To be "healthy" is a complex obstacle course that many individuals living in certain bodies have to navigate. Black bodies, for example, are often the tied to (un)health because they are stereotyped as in need to be controlled, managed, and "guided" into healthfulness. In the U.S., these narrow stereotypes are just a few of the ways Black bodies get defined. In this course, we will move beyond those restrictive stereotypes, guided by questions such as, "How does culture define health?", "How does the food pipeline affect the health of certain bodies?" and "What does it mean to live in an obesogenic environment?" In this course, we examine the connection between health, culture, food, and environment with a focus on what is silenced and what is loud when generating "fixes" for "diseased" bodies. Silence refers to the disregard and dismissiveness of the narratives and experiences around the oppressions attached to the health of certain bodies. Yet, this silence echoes as Loud when connected to their culture, food, and environment when discussing diseases highlighted in Black bodies such as obesity, hypertension, and diabetes.
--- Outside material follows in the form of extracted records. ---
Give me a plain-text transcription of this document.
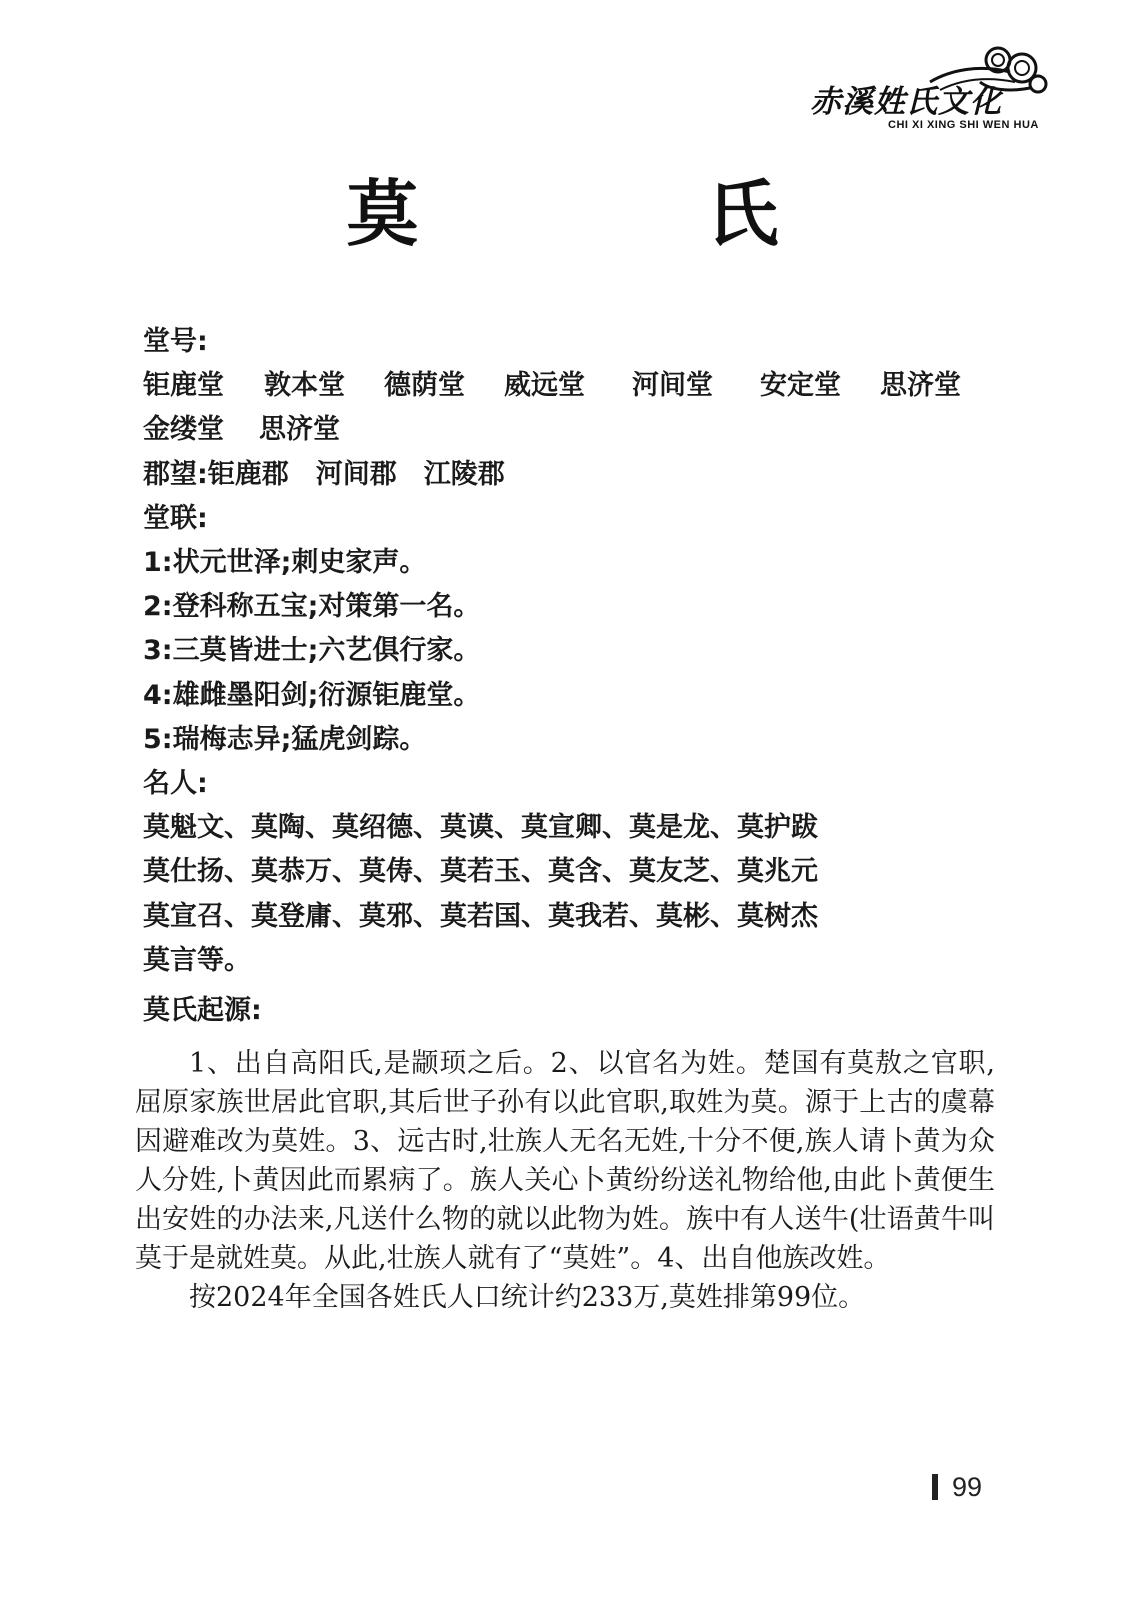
赤溪姓氏文化
CHI XI XING SHI WEN HUA
莫　氏
堂号:
钜鹿堂 敦本堂 德荫堂 威远堂 河间堂 安定堂 思济堂
金缕堂 思济堂
郡望:钜鹿郡　河间郡　江陵郡
堂联:
1:状元世泽;刺史家声。
2:登科称五宝;对策第一名。
3:三莫皆进士;六艺俱行家。
4:雄雌墨阳剑;衍源钜鹿堂。
5:瑞梅志异;猛虎剑踪。
名人:
莫魁文、莫陶、莫绍德、莫谟、莫宣卿、莫是龙、莫护跋
莫仕扬、莫恭万、莫俦、莫若玉、莫含、莫友芝、莫兆元
莫宣召、莫登庸、莫邪、莫若国、莫我若、莫彬、莫树杰
莫言等。
莫氏起源:

1、出自高阳氏,是颛顼之后。2、以官名为姓。楚国有莫敖之官职,屈原家族世居此官职,其后世子孙有以此官职,取姓为莫。源于上古的虞幕因避难改为莫姓。3、远古时,壮族人无名无姓,十分不便,族人请卜黄为众人分姓,卜黄因此而累病了。族人关心卜黄纷纷送礼物给他,由此卜黄便生出安姓的办法来,凡送什么物的就以此物为姓。族中有人送牛(壮语黄牛叫莫于是就姓莫。从此,壮族人就有了“莫姓”。4、出自他族改姓。

按2024年全国各姓氏人口统计约233万,莫姓排第99位。

99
GBL_HLTH 390-0-26: Global Circulations and Human Health: Migrations and Trafficks of Human Beings, Human Parts, and Human Products

Human beings and human parts/products are on the move across the globe, shaped by inequities that drive poor health outcomes for many involved in these circulations. More human beings are being forced from their homes than ever before in history; more and more are being turned away as they seek resettlement. Global economic migration is poorly regulated and rife with exploitation. The flow of human organs for transplantation increasingly moves from the poor in the Global South to the rich in the Global North. Even the production of human babies through international surrogacy is driven by economic inequities. This course examines the role of advocacy, law, politics and ethics to preserve dignity and health as human beings and human parts increasingly circulate across global boundaries.

GBL_HLTH 390-0-27: Infectious Disease Eradication & Outbreak Control

 Despite many efforts across several diseases spanning decades and billions of dollars, global health actors have only been able to eradicate one infectious human disease: smallpox. Why? This course will attempt to answer this question by examining several failed and continuing disease eradication efforts through a multidisciplinary lens. Case studies will include smallpox, malaria, polio, measles, and hypothetical emerging infectious diseases. We will examine the grandiose global health goal of total disease eradication in relation to sociopolitical realities that limit the applications of idealized technological interventions.